Spokeswoman Lauren Stokes points out that the construction is funded out of a separate capital budget, including an ongoing $100 million fund-raising campaign for St. Joe’s and its satellites. By far the biggest part of that total, $85 million, is targeted for the Ann Arbor hospital, with $70 million already raised.

The recession will make it harder to complete the campaign. Yet in other ways, the downturn has been good for St. Joe’s. With commercial construction stalled, contractors and suppliers bid aggressively for the chance to work on the new buildings. As a result, says Tocco, “we are getting extremely capable facilities at a very reasonable cost.”

Though the current $294 million budget is slightly higher than the original estimate of $258 million, Tocco says that represents additional work, not cost overruns. The scope of the project has expanded to include not only the retail area, but also the new entrance and chapel, a new energy plant, and a new recycling center.

“We were recycling before it was cool,” says Tocco, pointing out that the new center replaces one built in 1994. Even the old hospital building has been be recycled. After it is vacated in May, Tocco says, “we’ll nibble it down.” A crane-like, high-reach machine with an articulating hydraulic “claw” will shred the reinforced concrete structure, “rubbleizing” the concrete and pulling out the steel rebar. Tocco predicts that more that 70 percent of the material will be reused.
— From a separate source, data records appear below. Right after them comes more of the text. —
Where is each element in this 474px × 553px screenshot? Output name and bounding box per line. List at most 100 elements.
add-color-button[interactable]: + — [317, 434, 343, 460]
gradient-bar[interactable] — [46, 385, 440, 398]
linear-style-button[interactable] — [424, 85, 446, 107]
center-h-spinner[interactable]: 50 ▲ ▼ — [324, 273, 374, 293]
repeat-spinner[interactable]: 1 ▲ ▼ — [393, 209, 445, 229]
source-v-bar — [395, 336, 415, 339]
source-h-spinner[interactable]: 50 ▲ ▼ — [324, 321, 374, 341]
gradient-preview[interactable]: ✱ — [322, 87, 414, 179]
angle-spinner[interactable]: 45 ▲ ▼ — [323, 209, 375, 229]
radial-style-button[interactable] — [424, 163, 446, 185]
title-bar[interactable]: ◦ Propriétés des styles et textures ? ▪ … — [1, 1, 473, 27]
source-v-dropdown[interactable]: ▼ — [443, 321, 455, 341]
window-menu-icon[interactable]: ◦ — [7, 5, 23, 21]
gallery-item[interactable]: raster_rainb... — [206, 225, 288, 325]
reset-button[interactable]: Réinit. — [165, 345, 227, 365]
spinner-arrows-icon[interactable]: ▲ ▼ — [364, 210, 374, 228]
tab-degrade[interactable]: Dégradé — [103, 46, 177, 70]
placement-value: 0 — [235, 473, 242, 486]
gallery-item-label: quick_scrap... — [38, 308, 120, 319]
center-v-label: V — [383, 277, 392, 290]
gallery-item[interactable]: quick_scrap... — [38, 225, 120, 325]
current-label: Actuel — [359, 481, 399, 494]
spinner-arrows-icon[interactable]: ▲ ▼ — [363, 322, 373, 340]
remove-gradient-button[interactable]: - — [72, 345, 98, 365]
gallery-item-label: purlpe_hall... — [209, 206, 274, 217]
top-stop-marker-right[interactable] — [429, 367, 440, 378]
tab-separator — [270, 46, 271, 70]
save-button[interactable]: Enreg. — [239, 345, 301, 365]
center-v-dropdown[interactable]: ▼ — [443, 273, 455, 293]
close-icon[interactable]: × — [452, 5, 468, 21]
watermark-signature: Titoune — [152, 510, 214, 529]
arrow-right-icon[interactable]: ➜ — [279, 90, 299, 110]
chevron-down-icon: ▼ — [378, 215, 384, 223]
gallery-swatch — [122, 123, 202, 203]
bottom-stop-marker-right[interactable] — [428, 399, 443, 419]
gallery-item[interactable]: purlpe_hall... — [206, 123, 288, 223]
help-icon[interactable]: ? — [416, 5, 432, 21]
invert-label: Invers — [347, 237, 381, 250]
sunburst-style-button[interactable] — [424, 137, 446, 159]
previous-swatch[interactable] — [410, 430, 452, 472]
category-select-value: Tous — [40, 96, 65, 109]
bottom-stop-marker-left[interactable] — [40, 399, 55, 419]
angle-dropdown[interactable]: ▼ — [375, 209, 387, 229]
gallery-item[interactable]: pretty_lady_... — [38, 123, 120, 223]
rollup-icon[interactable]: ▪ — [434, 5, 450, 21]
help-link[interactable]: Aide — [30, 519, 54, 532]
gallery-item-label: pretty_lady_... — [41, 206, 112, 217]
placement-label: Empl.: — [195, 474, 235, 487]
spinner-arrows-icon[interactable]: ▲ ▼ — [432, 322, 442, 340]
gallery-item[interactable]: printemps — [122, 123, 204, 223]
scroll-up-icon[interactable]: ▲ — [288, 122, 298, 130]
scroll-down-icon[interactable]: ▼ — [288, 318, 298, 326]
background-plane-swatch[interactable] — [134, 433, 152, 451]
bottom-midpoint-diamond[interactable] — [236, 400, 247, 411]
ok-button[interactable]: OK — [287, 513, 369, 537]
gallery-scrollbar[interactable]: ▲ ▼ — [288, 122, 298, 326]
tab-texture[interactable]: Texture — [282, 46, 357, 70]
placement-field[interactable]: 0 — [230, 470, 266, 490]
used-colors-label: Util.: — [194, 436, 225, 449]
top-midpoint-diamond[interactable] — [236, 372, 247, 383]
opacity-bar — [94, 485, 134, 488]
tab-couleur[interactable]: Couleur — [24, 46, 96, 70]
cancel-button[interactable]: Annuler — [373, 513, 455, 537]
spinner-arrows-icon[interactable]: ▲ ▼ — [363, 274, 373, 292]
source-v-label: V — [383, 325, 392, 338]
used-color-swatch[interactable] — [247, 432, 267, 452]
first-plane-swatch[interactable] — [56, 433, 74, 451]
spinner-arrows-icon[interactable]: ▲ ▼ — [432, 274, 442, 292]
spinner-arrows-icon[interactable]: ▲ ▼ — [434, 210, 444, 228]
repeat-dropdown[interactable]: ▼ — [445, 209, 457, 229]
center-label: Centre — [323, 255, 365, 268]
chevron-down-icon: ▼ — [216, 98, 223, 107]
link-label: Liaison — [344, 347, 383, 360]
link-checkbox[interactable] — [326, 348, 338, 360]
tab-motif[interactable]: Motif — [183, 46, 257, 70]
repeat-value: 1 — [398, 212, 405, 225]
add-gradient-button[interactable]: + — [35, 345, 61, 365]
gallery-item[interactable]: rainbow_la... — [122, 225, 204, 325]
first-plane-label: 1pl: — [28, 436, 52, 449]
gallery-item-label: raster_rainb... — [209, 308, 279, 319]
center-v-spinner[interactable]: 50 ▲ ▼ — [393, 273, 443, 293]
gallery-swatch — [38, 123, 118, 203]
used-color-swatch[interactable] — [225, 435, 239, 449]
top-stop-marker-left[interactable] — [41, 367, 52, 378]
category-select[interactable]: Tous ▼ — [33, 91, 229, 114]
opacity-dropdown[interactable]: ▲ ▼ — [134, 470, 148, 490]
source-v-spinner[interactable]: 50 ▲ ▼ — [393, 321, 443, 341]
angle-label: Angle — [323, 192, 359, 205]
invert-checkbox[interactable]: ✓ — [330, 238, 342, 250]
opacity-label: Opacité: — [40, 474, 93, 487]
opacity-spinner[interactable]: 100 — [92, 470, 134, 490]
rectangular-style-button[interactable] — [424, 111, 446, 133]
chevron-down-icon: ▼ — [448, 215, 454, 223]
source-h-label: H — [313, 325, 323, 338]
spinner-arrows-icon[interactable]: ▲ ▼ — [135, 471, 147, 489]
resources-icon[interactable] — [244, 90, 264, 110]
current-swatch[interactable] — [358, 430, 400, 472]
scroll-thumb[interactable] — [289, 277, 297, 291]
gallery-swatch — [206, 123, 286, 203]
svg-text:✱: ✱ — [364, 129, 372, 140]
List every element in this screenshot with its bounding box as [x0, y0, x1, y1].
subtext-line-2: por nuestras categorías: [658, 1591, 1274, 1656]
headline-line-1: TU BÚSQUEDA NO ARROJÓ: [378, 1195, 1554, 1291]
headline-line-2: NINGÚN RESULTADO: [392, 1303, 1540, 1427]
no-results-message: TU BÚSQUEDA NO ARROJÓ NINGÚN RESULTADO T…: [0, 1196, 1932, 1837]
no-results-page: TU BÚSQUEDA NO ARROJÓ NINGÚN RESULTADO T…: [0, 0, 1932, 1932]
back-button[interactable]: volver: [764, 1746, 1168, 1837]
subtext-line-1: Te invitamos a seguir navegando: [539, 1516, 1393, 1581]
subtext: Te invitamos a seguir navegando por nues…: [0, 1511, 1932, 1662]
He is especially proud of the new complex’s efficiency. Since 2002, St. Joe’s has added 500,000 square feet of floor space. Yet, he says, “we’re using nearly 50 percent less water and sewer, 18 percent less natural gas, and 8 percent less electricity.” The new energy plant gets much of the credit, but many smaller changes also contribute, from changing landscaping practices to wiring lights to motion sensors to save energy.

“We don’t pay money for [green building] certification–we have to make sure our money is used for patient care,” says Tocco. “But we exceed all expectations of the certifying bodies” in terms of efficiency.

The earth-toned patient rooms could pass for a very nice motel, but they’re much tougher than they look. In the future “we may be working with less staff,” Tocco notes, so the designers wanted to be sure the new building would look as good in ten years as it does when it opens.

Every room is “universal,” wired and plumbed so it can easily be reconfigured for the needs of different patients. Rooms can even be made into intensive care units on a moment’s notice. Tocco say the second floor of the North Tower will become the new surgical ICU. The third floor “will be all mother and child,” he says, with pediatrics linking to the adjacent family birthing center and a sunny “meditation garden” designed to resemble a northern Michigan scene, with winding paths, water, and faux birch trees. Upper floors will house medical intensive care, neurosurgery, and specialty care.

What patients notice most in hospitals, though, is their own experience. Designed with extensive input from St. Joe’s “alumni”–former patients–the new rooms are a third larger than the old ones, with clearly defined zones for the patient, visitors, and medical staff. Tocco says a prototype room went through dozens of changes as the “patient experience team” tweaked such details as where to put the clock and giving visitors their own TV speaker and volume control.

In the old hospital, Stokes says, about seventy-five percent of patients surveyed said they would recommend the hospital to friends and family members. Since the opening of the East Tower, “we are now consistently in the top decile,” Stokes says–that is, more than 90 percent say they would recommend St. Joe’s.

Besides being efficient and easy to maintain, it seems, patients love the renewed hospital. For all the strains, that’s likely to give St. Joe’s an advantage over the U-M Hospitals and other competitors for years to come. Tocco and Rhine appear to have spent that $294 million well.